Nordrhein-Westfalen Landes-CDU wählt Krautscheid zum Generalsekretär

Mit großer Mehrheit ist Andreas Krautscheid zum neuen CDU-Generalsekretär für den Landesverband Nordrhein-Westfalen gewählt worden. Er folgt Hendrik Wüst nach, der wegen der Affäre um käufliche Gesprächstermine mit Jürgen Rüttgers zurückgetreten war.

Andreas Krautscheid (CDU): 99,5 Prozent beim Parteitag
ddp

Andreas Krautscheid (CDU): 99,5 Prozent beim Parteitag


Münster - Die CDU in Nordrhein-Westfalen hat Andreas Krautscheid nahezu einstimmig zu ihrem neuen Generalsekretär gewählt. Krautscheid erhielt auf einem Landesparteitag am Samstag in Münster 99,5 Prozent der abgegebenen gültigen Stimmen. Der frühere Landesmedien- und Europaminister hatte das Amt vor zwei Wochen kommissarisch übernommen, nachdem sein Vorgänger Hendrik Wüst wegen der Sponsoring-Affäre zurückgetreten war.

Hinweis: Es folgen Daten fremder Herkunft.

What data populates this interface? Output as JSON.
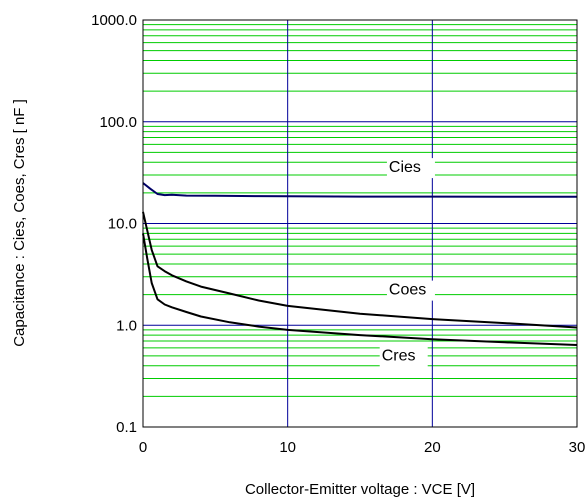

Scharf ging Krautscheid die Sozialdemokraten an. "Die SPD hat nicht die politische und personelle Reife, dieses Land zu regieren", sagte er. Die Sozialdemokraten seien "alt, grau und strukturell verkrustet". Zur Linkspartei sagte er: "Wir haben nicht vor kurzem den 20. Jahrestag des Mauerfalls gefeiert, um NRW nun den Kommunisten und Extremisten der Linkspartei zu überlassen." Der SPD warf er vor, sich nicht klar von der Linkspartei abgegrenzt zu haben. Der "Eiertanz" der nordrhein-westfälischen SPD-Landesvorsitzenden Hannelore Kraft sei "ein Schaden für die Demokratie und eine Schande für unser Land".

Parteitag überschattet von der Sponsoring-Affäre

Der Parteitag wird überschattet von der Diskussion über die vom SPIEGEL enthüllte Praxis der Partei, Gespräche mit dem Regierungschef auf CDU-Veranstaltungen für einen Aufpreis von mehreren tausend Euro zu vermitteln. Das hat tiefe Kratzer am Image des Ministerpräsidenten hinterlassen. In der aktuellen Ausgabe des SPIEGEL werden neue Details über die Praktiken des NRW-Landesverbandes berichtet - etwa, dass umworbene Firmen unter der Überschrift "Fotowunsch am Präsentationsstand" ihr Kreuzchen hinter den Namen von mehreren Landesministern der CDU machen konnten - darunter auch der Name Jürgen Rüttgers.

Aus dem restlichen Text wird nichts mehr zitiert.